Mi spiace, e lo dico senza alcuna vena polemica, che il messaggio di apertura e dialogo lanciato dai compagni Insolera, Stella e Tartaglia non sia stato colto a pieno dalla segretaria dei Ds Annalisa Tomassini. Legittimo, nel rispetto del suo ruolo, rivendicare le ragioni delle scelte operate dal partito, poco comprensibile e sicuramente improduttivo accompagnarle da accuse e riferimenti personali all'indirizzo del coordinatore dell'area Mussi, esacerbando nuovamente un clima di confronto alquanto carico di tensioni. Nessuno di quanti come me si sono candidati nella lista dell'Unione Democratica, per entrare brevemente nel merito della questione, si attendeva di sfuggire alle proprie responsabilità  e di non incorrere nelle sanzioni previste dallo Statuto del partito; personalmente, dopo aver ricoperto la carica di Segretario dei Ds per quasi tre anni, sarebbe stato imbarazzante solamente pensarlo. Di conseguenza attendiamo e accettiamo i provvedimenti che ci riguardano con estrema serenità . Tuttavia non si può condividere il richiamo alle regole dello Statuto per una sola parte del partito laddove irregolarità  e mancanze sono state commesse prima, durante e dopo le elezioni amministrative anche dalla dirigenza del partito stesso. Se lo Statuto va applicato, come giustamente deve essere, questo deve valere per tutti e a 360 gradi.

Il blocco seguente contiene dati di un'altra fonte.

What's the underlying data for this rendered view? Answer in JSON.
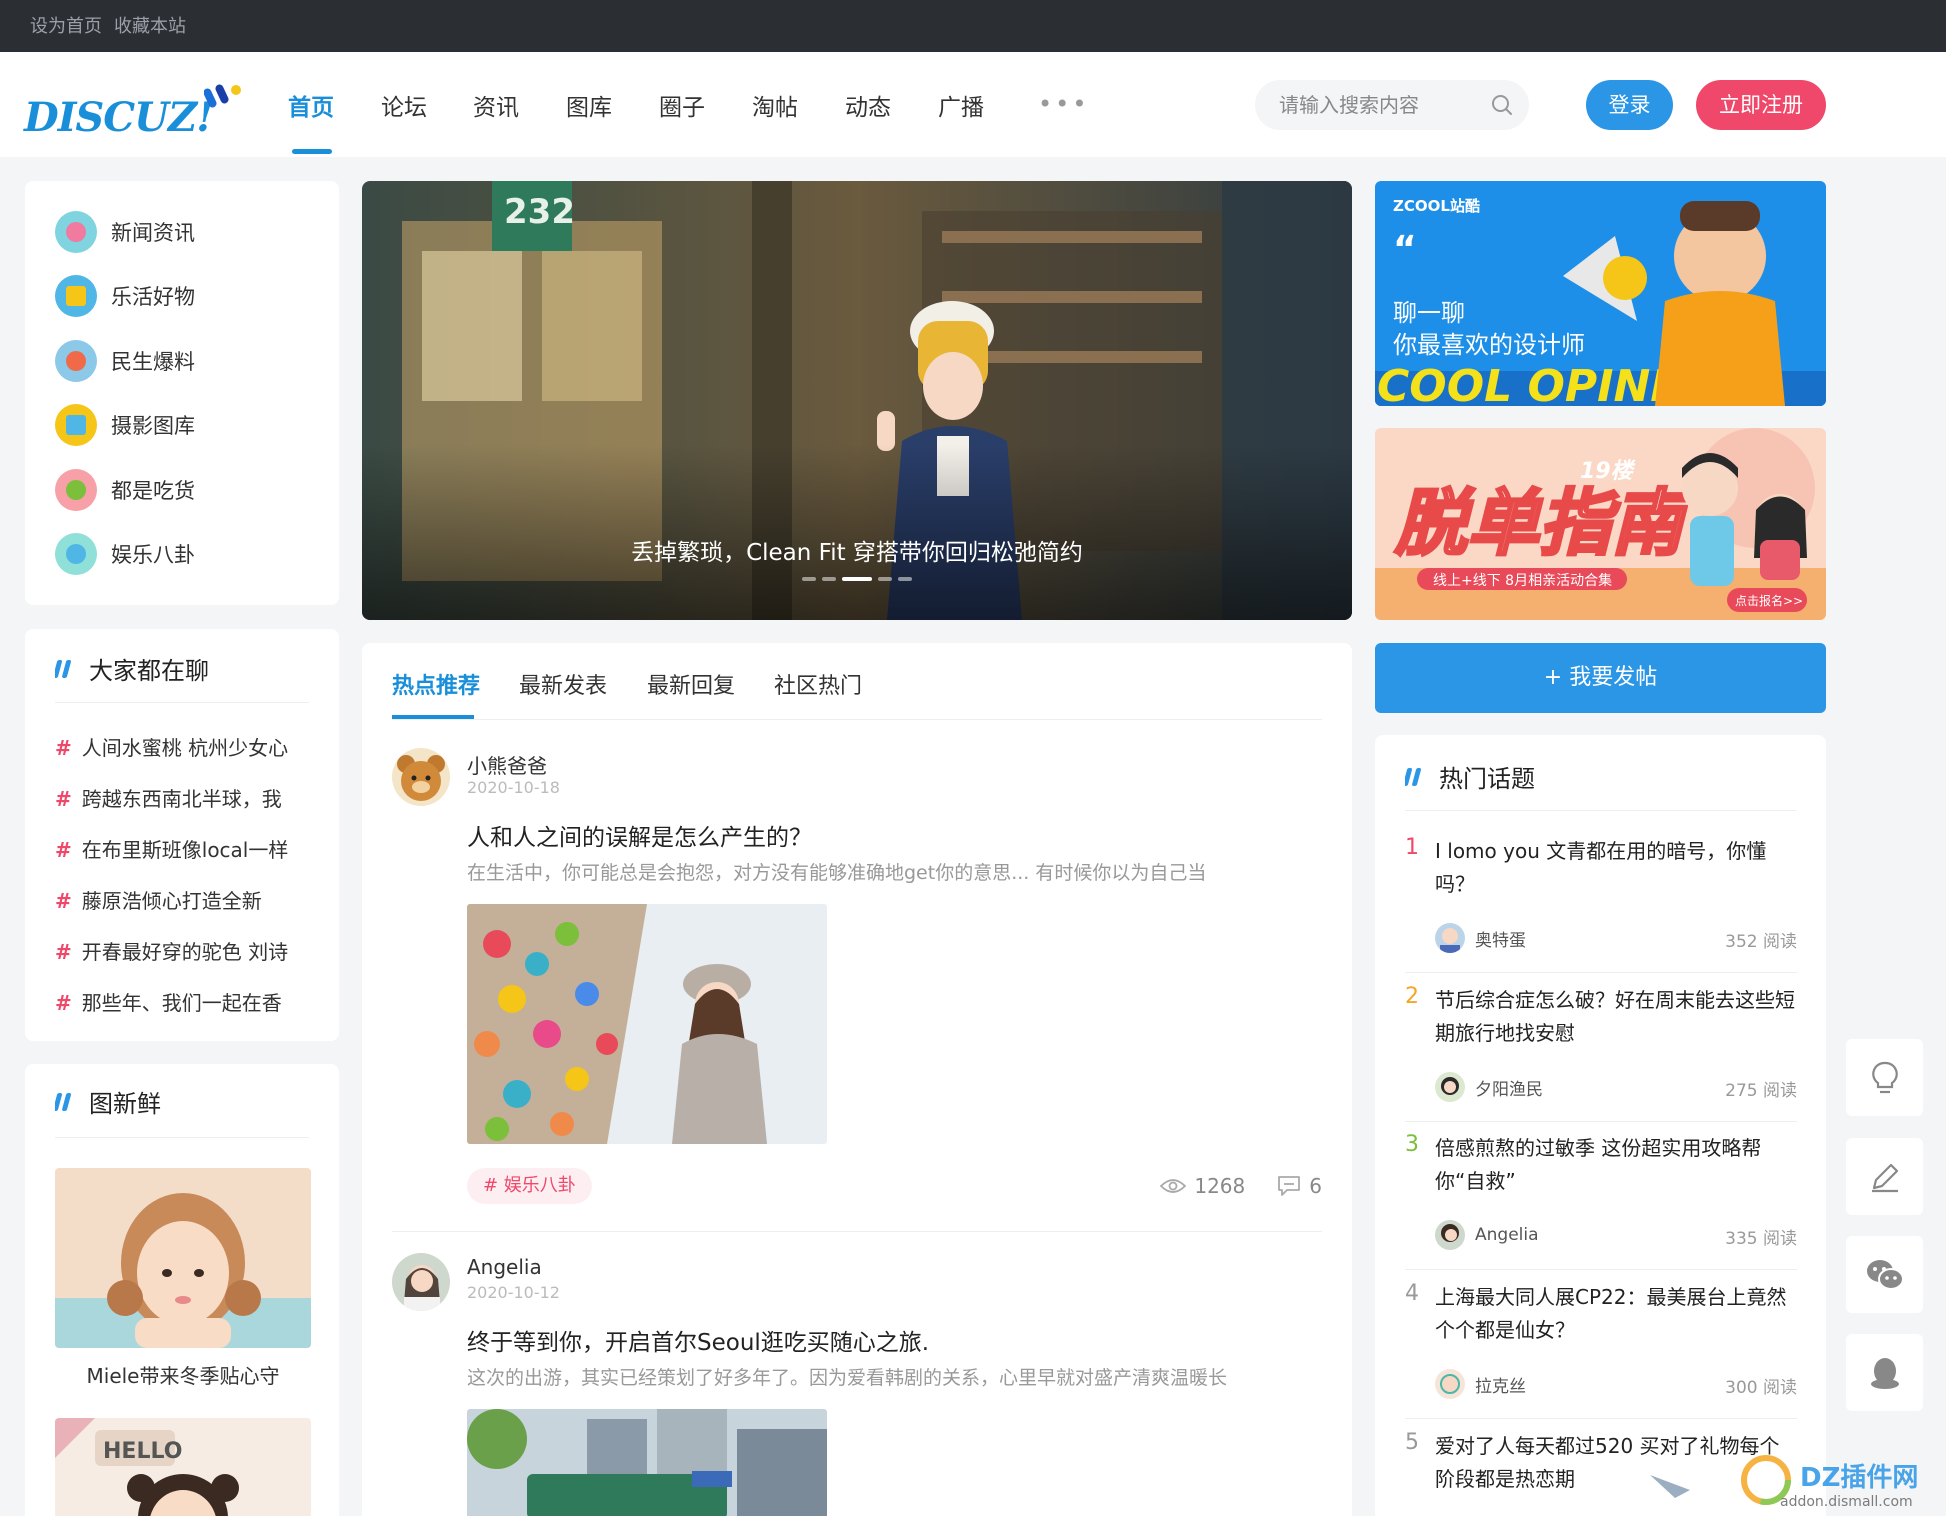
{
  "topbar": {
    "set_home": "设为首页",
    "bookmark": "收藏本站"
  },
  "header": {
    "logo_text": "DISCUZ!",
    "nav": [
      "首页",
      "论坛",
      "资讯",
      "图库",
      "圈子",
      "淘帖",
      "动态",
      "广播"
    ],
    "nav_more": "•••",
    "search_placeholder": "请输入搜索内容",
    "login": "登录",
    "register": "立即注册"
  },
  "categories": [
    "新闻资讯",
    "乐活好物",
    "民生爆料",
    "摄影图库",
    "都是吃货",
    "娱乐八卦"
  ],
  "chatting": {
    "title": "大家都在聊",
    "items": [
      "人间水蜜桃 杭州少女心",
      "跨越东西南北半球，我",
      "在布里斯班像local一样",
      "藤原浩倾心打造全新",
      "开春最好穿的驼色 刘诗",
      "那些年、我们一起在香"
    ]
  },
  "fresh_pics": {
    "title": "图新鲜",
    "items": [
      {
        "caption": "Miele带来冬季贴心守"
      },
      {
        "caption": ""
      }
    ],
    "hello_text": "HELLO"
  },
  "slider": {
    "caption": "丢掉繁琐，Clean Fit 穿搭带你回归松弛简约",
    "sign_number": "232"
  },
  "ads": {
    "ad1_brand": "ZCOOL站酷",
    "ad1_line1": "聊一聊",
    "ad1_line2": "你最喜欢的设计师",
    "ad1_big": "COOL OPINIONS",
    "ad2_big": "脱单指南",
    "ad2_brand": "19楼",
    "ad2_sub": "线上+线下 8月相亲活动合集",
    "ad2_btn": "点击报名>>"
  },
  "feed": {
    "tabs": [
      "热点推荐",
      "最新发表",
      "最新回复",
      "社区热门"
    ],
    "posts": [
      {
        "author": "小熊爸爸",
        "date": "2020-10-18",
        "title": "人和人之间的误解是怎么产生的？",
        "summary": "在生活中，你可能总是会抱怨，对方没有能够准确地get你的意思... 有时候你以为自己当",
        "tag": "# 娱乐八卦",
        "views": "1268",
        "comments": "6"
      },
      {
        "author": "Angelia",
        "date": "2020-10-12",
        "title": "终于等到你，开启首尔Seoul逛吃买随心之旅.",
        "summary": "这次的出游，其实已经策划了好多年了。因为爱看韩剧的关系，心里早就对盛产清爽温暖长"
      }
    ]
  },
  "post_button": "+ 我要发帖",
  "hot_topics": {
    "title": "热门话题",
    "items": [
      {
        "num": "1",
        "title": "I lomo you 文青都在用的暗号，你懂吗？",
        "user": "奥特蛋",
        "reads": "352 阅读"
      },
      {
        "num": "2",
        "title": "节后综合症怎么破？好在周末能去这些短期旅行地找安慰",
        "user": "夕阳渔民",
        "reads": "275 阅读"
      },
      {
        "num": "3",
        "title": "倍感煎熬的过敏季 这份超实用攻略帮你“自救”",
        "user": "Angelia",
        "reads": "335 阅读"
      },
      {
        "num": "4",
        "title": "上海最大同人展CP22：最美展台上竟然个个都是仙女？",
        "user": "拉克丝",
        "reads": "300 阅读"
      },
      {
        "num": "5",
        "title": "爱对了人每天都过520 买对了礼物每个阶段都是热恋期",
        "user": "",
        "reads": ""
      }
    ],
    "num_colors": [
      "#f0486a",
      "#f5a623",
      "#7bbf3a",
      "#999999",
      "#999999"
    ]
  },
  "watermark": {
    "text": "DZ插件网",
    "sub": "addon.dismall.com"
  },
  "colors": {
    "accent": "#1a8fd9",
    "pink": "#f0486a",
    "topbar": "#2b2e33"
  }
}
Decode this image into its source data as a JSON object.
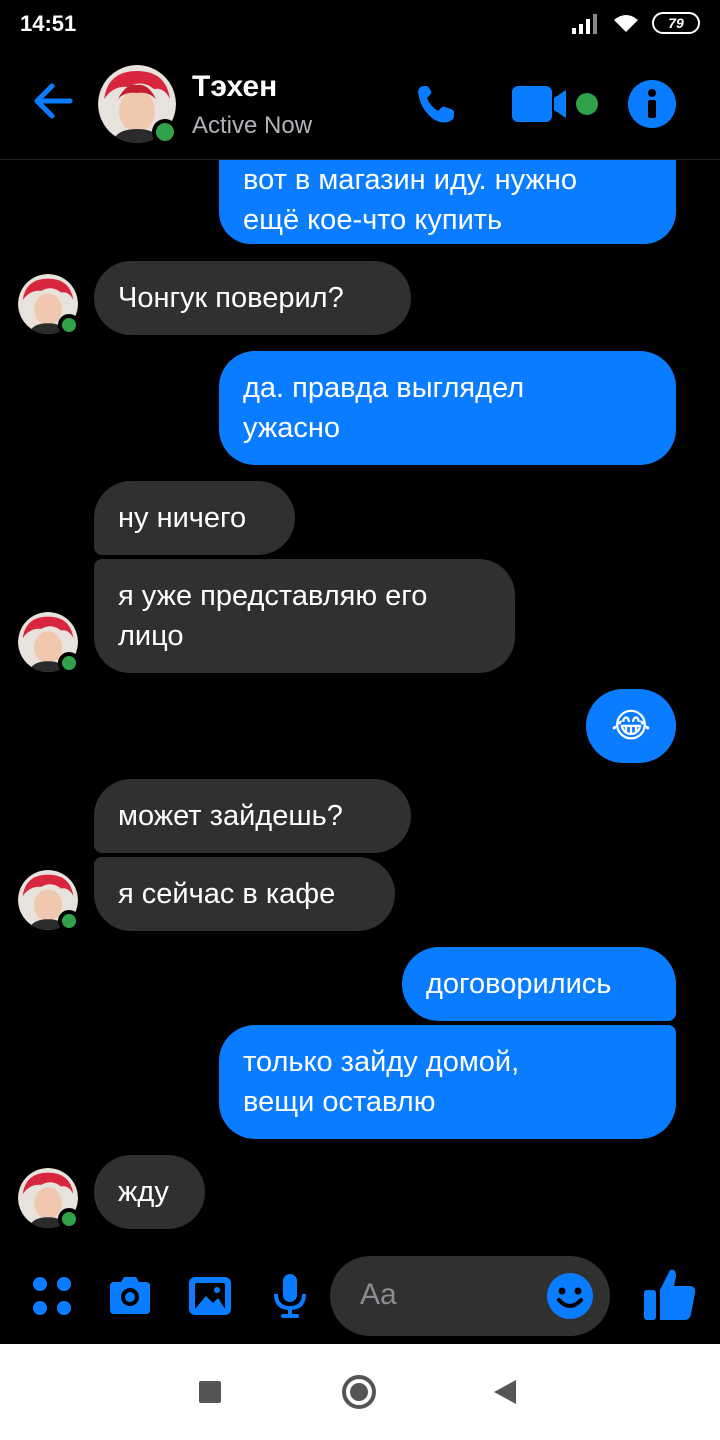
{
  "status_bar": {
    "time": "14:51",
    "battery": "79"
  },
  "header": {
    "contact_name": "Тэхен",
    "presence": "Active Now"
  },
  "messages": [
    {
      "side": "out",
      "text": "вот в магазин иду. нужно\nещё кое-что купить"
    },
    {
      "side": "in",
      "text": "Чонгук поверил?"
    },
    {
      "side": "out",
      "text": "да. правда выглядел\nужасно"
    },
    {
      "side": "in",
      "text": "ну ничего"
    },
    {
      "side": "in",
      "text": "я уже представляю его\nлицо"
    },
    {
      "side": "out",
      "text": "😂"
    },
    {
      "side": "in",
      "text": "может зайдешь?"
    },
    {
      "side": "in",
      "text": "я сейчас в кафе"
    },
    {
      "side": "out",
      "text": "договорились"
    },
    {
      "side": "out",
      "text": "только зайду домой,\nвещи оставлю"
    },
    {
      "side": "in",
      "text": "жду"
    }
  ],
  "composer": {
    "placeholder": "Aa"
  },
  "colors": {
    "accent": "#0a7cff",
    "incoming_bubble": "#303030",
    "online": "#31a24c"
  }
}
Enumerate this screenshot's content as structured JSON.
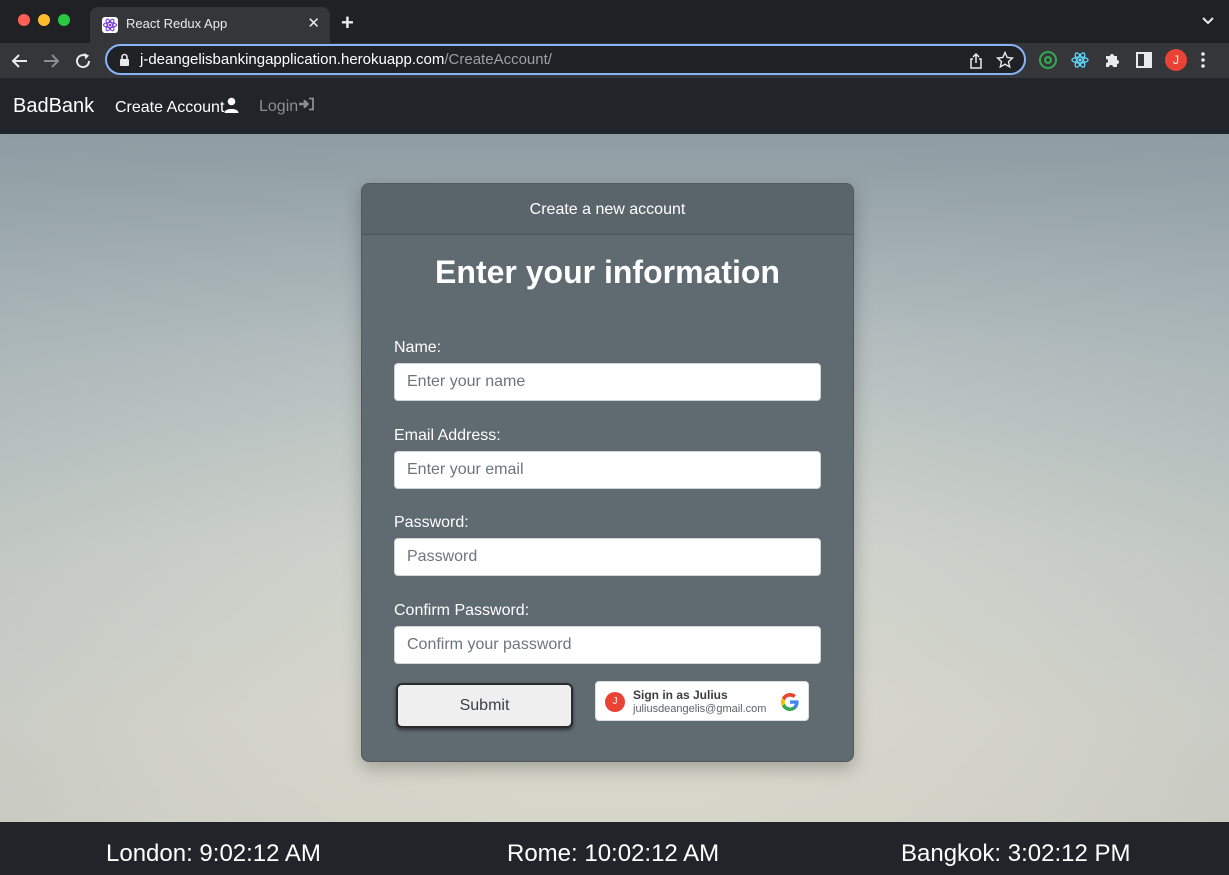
{
  "browser": {
    "tab_title": "React Redux App",
    "url_host": "j-deangelisbankingapplication.herokuapp.com",
    "url_path": "/CreateAccount/",
    "profile_initial": "J",
    "icons": [
      "react-favicon-icon",
      "close-icon",
      "plus-icon",
      "chevron-down-icon",
      "back-arrow-icon",
      "forward-arrow-icon",
      "reload-icon",
      "lock-icon",
      "share-icon",
      "star-icon",
      "extension-green-icon",
      "react-devtools-icon",
      "puzzle-icon",
      "sidebar-icon",
      "kebab-menu-icon"
    ]
  },
  "navbar": {
    "brand": "BadBank",
    "create_account": "Create Account",
    "login": "Login"
  },
  "card": {
    "header": "Create a new account",
    "title": "Enter your information",
    "fields": {
      "name": {
        "label": "Name:",
        "placeholder": "Enter your name"
      },
      "email": {
        "label": "Email Address:",
        "placeholder": "Enter your email"
      },
      "password": {
        "label": "Password:",
        "placeholder": "Password"
      },
      "confirm": {
        "label": "Confirm Password:",
        "placeholder": "Confirm your password"
      }
    },
    "submit_label": "Submit",
    "google_signin": {
      "avatar_initial": "J",
      "title": "Sign in as Julius",
      "email": "juliusdeangelis@gmail.com"
    }
  },
  "footer": {
    "clocks": [
      {
        "text": "London: 9:02:12 AM"
      },
      {
        "text": "Rome: 10:02:12 AM"
      },
      {
        "text": "Bangkok: 3:02:12 PM"
      }
    ]
  },
  "colors": {
    "navbar_bg": "#212529",
    "card_bg": "#5f6a71",
    "focus_ring": "#8ab4f8",
    "profile": "#ea4335"
  }
}
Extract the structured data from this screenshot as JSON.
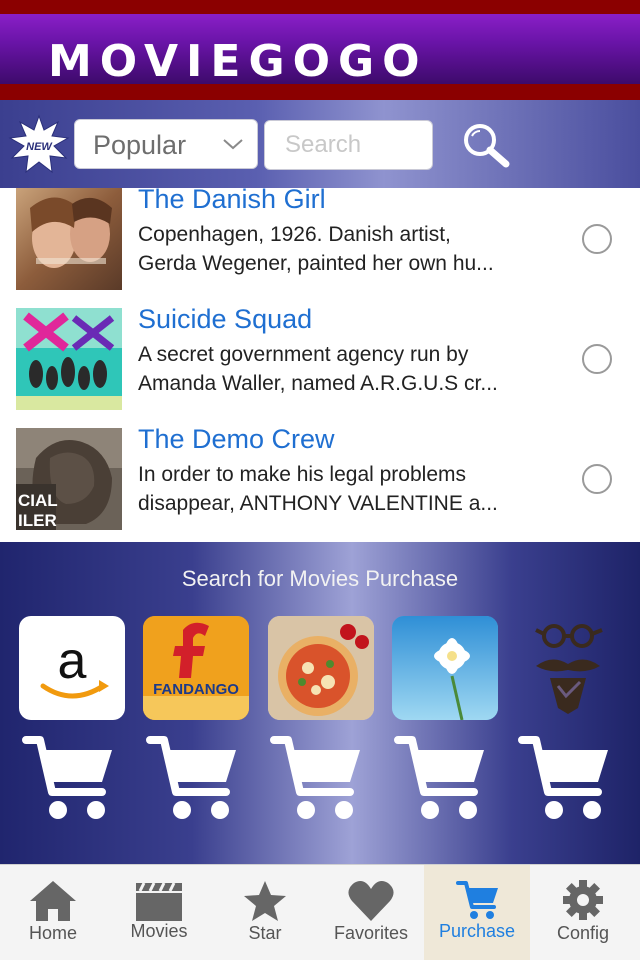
{
  "app": {
    "logo": "MOVIEGOGO"
  },
  "toolbar": {
    "badge_text": "NEW",
    "category_selected": "Popular",
    "search_placeholder": "Search"
  },
  "movies": [
    {
      "title": "The Danish Girl",
      "desc_line1": "Copenhagen, 1926. Danish artist,",
      "desc_line2": "Gerda Wegener, painted her own hu..."
    },
    {
      "title": "Suicide Squad",
      "desc_line1": "A secret government agency run by",
      "desc_line2": "Amanda Waller, named A.R.G.U.S cr..."
    },
    {
      "title": "The Demo Crew",
      "desc_line1": "In order to make his legal problems",
      "desc_line2": "disappear, ANTHONY VALENTINE a...",
      "thumb_text_1": "CIAL",
      "thumb_text_2": "ILER"
    }
  ],
  "purchase": {
    "title": "Search for Movies Purchase",
    "fandango_text": "FANDANGO"
  },
  "tabs": [
    {
      "label": "Home",
      "icon": "house-icon"
    },
    {
      "label": "Movies",
      "icon": "clapperboard-icon"
    },
    {
      "label": "Star",
      "icon": "star-icon"
    },
    {
      "label": "Favorites",
      "icon": "heart-icon"
    },
    {
      "label": "Purchase",
      "icon": "cart-icon",
      "active": true
    },
    {
      "label": "Config",
      "icon": "gear-icon"
    }
  ],
  "colors": {
    "link_blue": "#1f6fd1",
    "active_tab": "#1f7fe0",
    "header_purple": "#6a14a8",
    "header_red": "#8b0000"
  }
}
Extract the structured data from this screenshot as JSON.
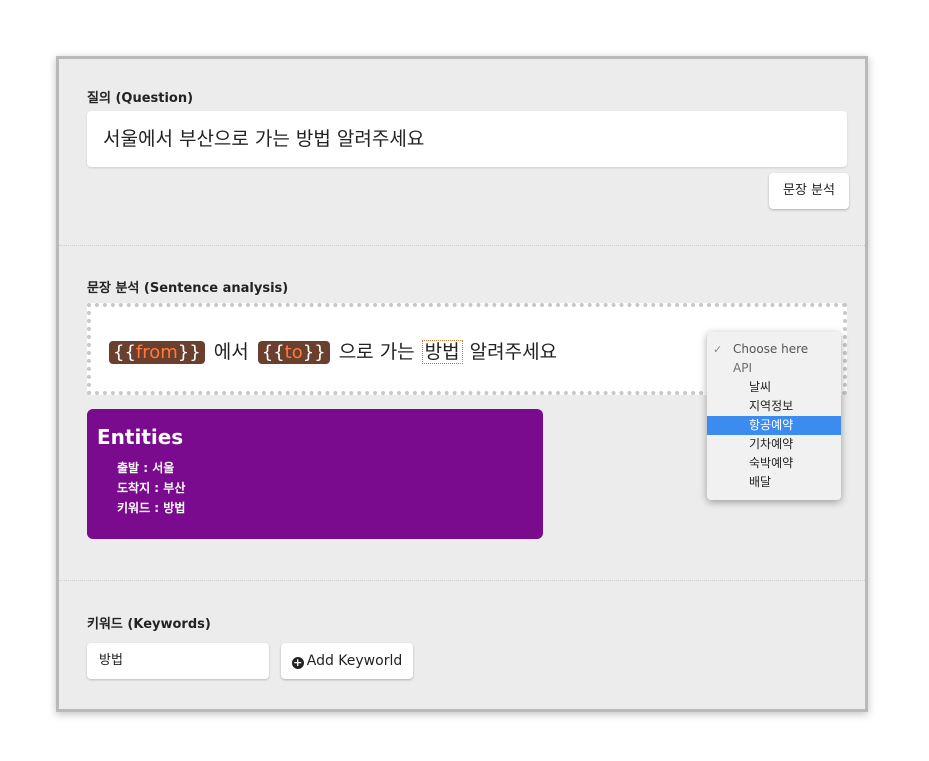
{
  "question": {
    "label": "질의 (Question)",
    "value": "서울에서 부산으로 가는 방법 알려주세요",
    "analyze_button": "문장 분석"
  },
  "analysis": {
    "label": "문장 분석 (Sentence analysis)",
    "tokens": [
      {
        "var": "from"
      },
      {
        "text": "에서"
      },
      {
        "var": "to"
      },
      {
        "text": "으로 가는"
      },
      {
        "keyword": "방법"
      },
      {
        "text": "알려주세요"
      }
    ],
    "dropdown": {
      "placeholder": "Choose here",
      "group": "API",
      "options": [
        "날씨",
        "지역정보",
        "항공예약",
        "기차예약",
        "숙박예약",
        "배달"
      ],
      "selected_index": 2
    }
  },
  "entities": {
    "title": "Entities",
    "items": [
      "출발 : 서울",
      "도착지 : 부산",
      "키워드 : 방법"
    ]
  },
  "keywords": {
    "label": "키워드 (Keywords)",
    "input_value": "방법",
    "add_button": "Add Keyworld"
  }
}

La lacerazione consumatasi all'interno dei Ds, è un dato oggettivo, ha provocato evidenti conseguenze e instabilità  anche all'interno dell'Unione e dell'intero tessuto politico cittadino; a prescindere dalle responsabilità  da condividere, sarebbe un grave errore negarlo. Oggi ci troviamo pertanto davanti a due scelte: acuire ulteriormente le divisioni, consolidando i contrasti e scavando un solco ancora più profondo nel partito e nella politica della città , oppure cercare la strada del dialogo, del confronto e della ricomposizione. Le difficoltà  che sta incontrando la nuova Amministrazione comunale in questi primi mesi di governo, anche per lo strappo consumatosi nei Ds e per la conseguente accoglienza di esponenti politici assolutamente rispettabili ma storicamente estranei alla cultura del centrosinistra, suggerirebbero a mio avviso questa seconda strada. Il che non significa, e ritengo necessario essere chiari, sostenere inciuci e produrre allargamenti dell'attuale maggioranza, come qualche dirigente di Palazzo del Pincio si diletta insistentemente a riferire; il responso degli elettori in tal senso è stato chiaro: alla coalizione del Sindaco Saladini è stato conferito il compito di governare, a noi dell'Unione Democratica quello di esercitare il ruolo di opposizione; e per rispetto della volontà  degli elettori è questo dovrà  accadere nei prossimi cinque anni. Ma ciò non significa che scelte strategiche per lo sviluppo e il bene della città  non possano essere condivise e unitariamente sostenute. Il futuro di Civitavecchia passa a mio avviso per questa strada; chi ritiene di doverla intraprendere, ed io mi sento tra questi, deve dare il suo contributo ricominciando per prima cosa a dialogare, nel pieno rispetto dell'altro e senza vendette da consumare.